Copyright grant authors, artists and other creators protection for their literary and artistic creations, generally referred to as “creative works” Works covered by copyright include, but are not limited to: novels, poems, plays, reference works, newspapers, advertisements, computer programs, databases, films, musical compositions, choreography, paintings, drawings, photographs, sculpture, architecture, maps and technical drawings.
A trade secret is a formula, practice, process, design, instrument, pattern, commercial method, or compilation of information not generally known or reasonably ascertainable by others by which a business can obtain an economic advantage over competitors or customers. Trade secrets are now the subject of federal protection in the United States.
IP or ‘mind’ assets are one of many resources businesses create and use to generate profit and gain a competitive advantage. When managed effectively, the protection of these assets can also drive new revenue opportunities. In the USA, the IP licensing industry has grown 2.9% each year since 2013, generating $45 billion in revenue for over 6,000 businesses.
Businesses who have invested energy into registering their IP assets can garner a significant income stream from licensing others to use the copyright or patent. There are a number of ways in which businesses can assure the income through licensing.
For example accepting a percentage of each sale of a product that requires your patent or copyright, including minimum sales clauses, or even agreeing to allow a competitor to use the innovation in a particular region in which the IP license owner does not operate are all options.
Supporting a Culture of Innovation
Intellectual property covers a number of different innovations a company needs to make from the very beginning – website content, logos, or designs for new products to name a few – while not all of these will be licensed with the Intellectual Property Office, making the company’s IP strategy available to all within the business shows each employee how much their contributions are valued.
Along with creating another revenue stream, IP strategies support a culture of innovation and creativity within a business. By involving all relevant stakeholders in the creation of an IP strategy and distributing the final documents throughout the business, cooperation, innovation and a willingness to exploit new technologies is fostered.
Building an IP Strategy
There are three main areas an IP strategy should cover: protection of intellectual assets such as those described above, the optimization of research and development opportunities, and monetization of IP assets.
Business of all sizes should begin by identifying current ownership rights and IP policies. This can be done by reviewing previous agreements between employees and contractors.

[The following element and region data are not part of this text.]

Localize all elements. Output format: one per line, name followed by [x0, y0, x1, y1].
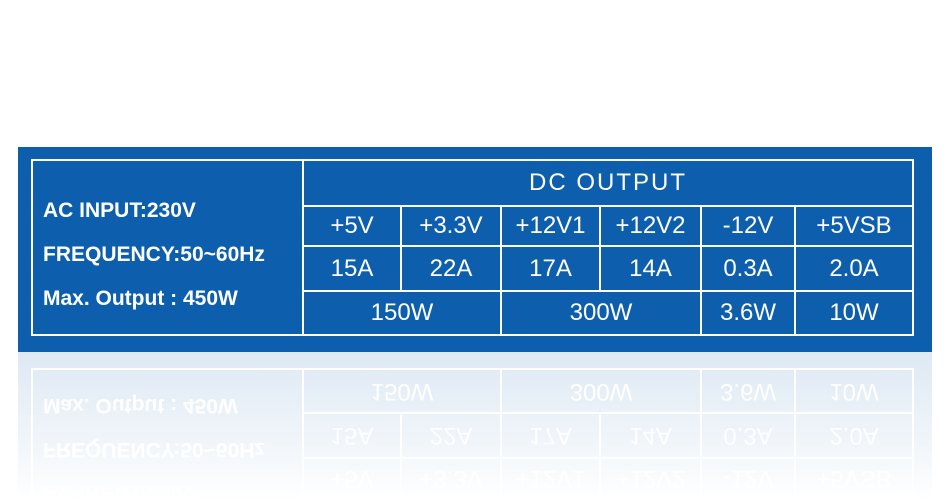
rail-header: +5V	[304, 207, 402, 247]
power-supply-label: AC INPUT:230V FREQUENCY:50~60Hz Max. Out…	[18, 147, 932, 352]
current-value: 2.0A	[796, 247, 912, 292]
rail-header: +5VSB	[796, 207, 912, 247]
current-value: 15A	[304, 247, 402, 292]
rail-header: +3.3V	[402, 207, 502, 247]
dc-output-table: DC OUTPUT +5V +3.3V +12V1 +12V2 -12V +5V…	[304, 161, 912, 334]
rail-header: +12V2	[601, 207, 702, 247]
combined-power-value: 10W	[829, 299, 879, 326]
rail-header: -12V	[702, 207, 796, 247]
current-value: 0.3A	[702, 247, 796, 292]
combined-power-value: 150W	[304, 292, 502, 334]
label-frame: AC INPUT:230V FREQUENCY:50~60Hz Max. Out…	[31, 159, 914, 336]
current-value: 14A	[601, 247, 702, 292]
input-specs-panel: AC INPUT:230V FREQUENCY:50~60Hz Max. Out…	[33, 161, 304, 334]
label-reflection: AC INPUT:230V FREQUENCY:50~60Hz Max. Out…	[0, 352, 950, 500]
frequency-text: FREQUENCY:50~60Hz	[43, 243, 265, 266]
dc-output-title: DC OUTPUT	[304, 161, 912, 207]
reflection-fade	[0, 352, 950, 500]
current-value: 22A	[402, 247, 502, 292]
current-value: 17A	[502, 247, 601, 292]
rail-header: +12V1	[502, 207, 601, 247]
combined-power-value: 300W	[502, 292, 702, 334]
ac-input-text: AC INPUT:230V	[43, 199, 196, 222]
combined-power-value: 3.6W	[702, 292, 796, 334]
max-output-text: Max. Output : 450W	[43, 287, 238, 310]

Guidelines for creating intellectual property should then be put in place. The type of IP protection which needs to be sought for each should also be determined in the document. Part of this process should include a search for existing licenses and protections to ensure no infringements upon other’s copyrights or trademarks are being made.
Throughout the process of creating an IP strategy, the company’s goals and issues should kept in mind along with various ways in which IP protection can be used to reach or solve them.
The final document should be distributed throughout the business and regularly reviewed and updated to ensure it continues to support the company’s growth and objectives.
It is helpful to establish a management team. This group can ensure that the IP strategy continues to be effective. By monitoring it both internally in terms of IP creation and licensing as well as externally in terms of revenue collection, they’ll be able to resolve any issues pertaining to violations of licenses held by the business.
Irrespective of the vertical in which a small or medium enterprise operates, it is likely that some form of IP is created. IP should be recognised as the asset it is and exploited where possible to increase revenue for the business.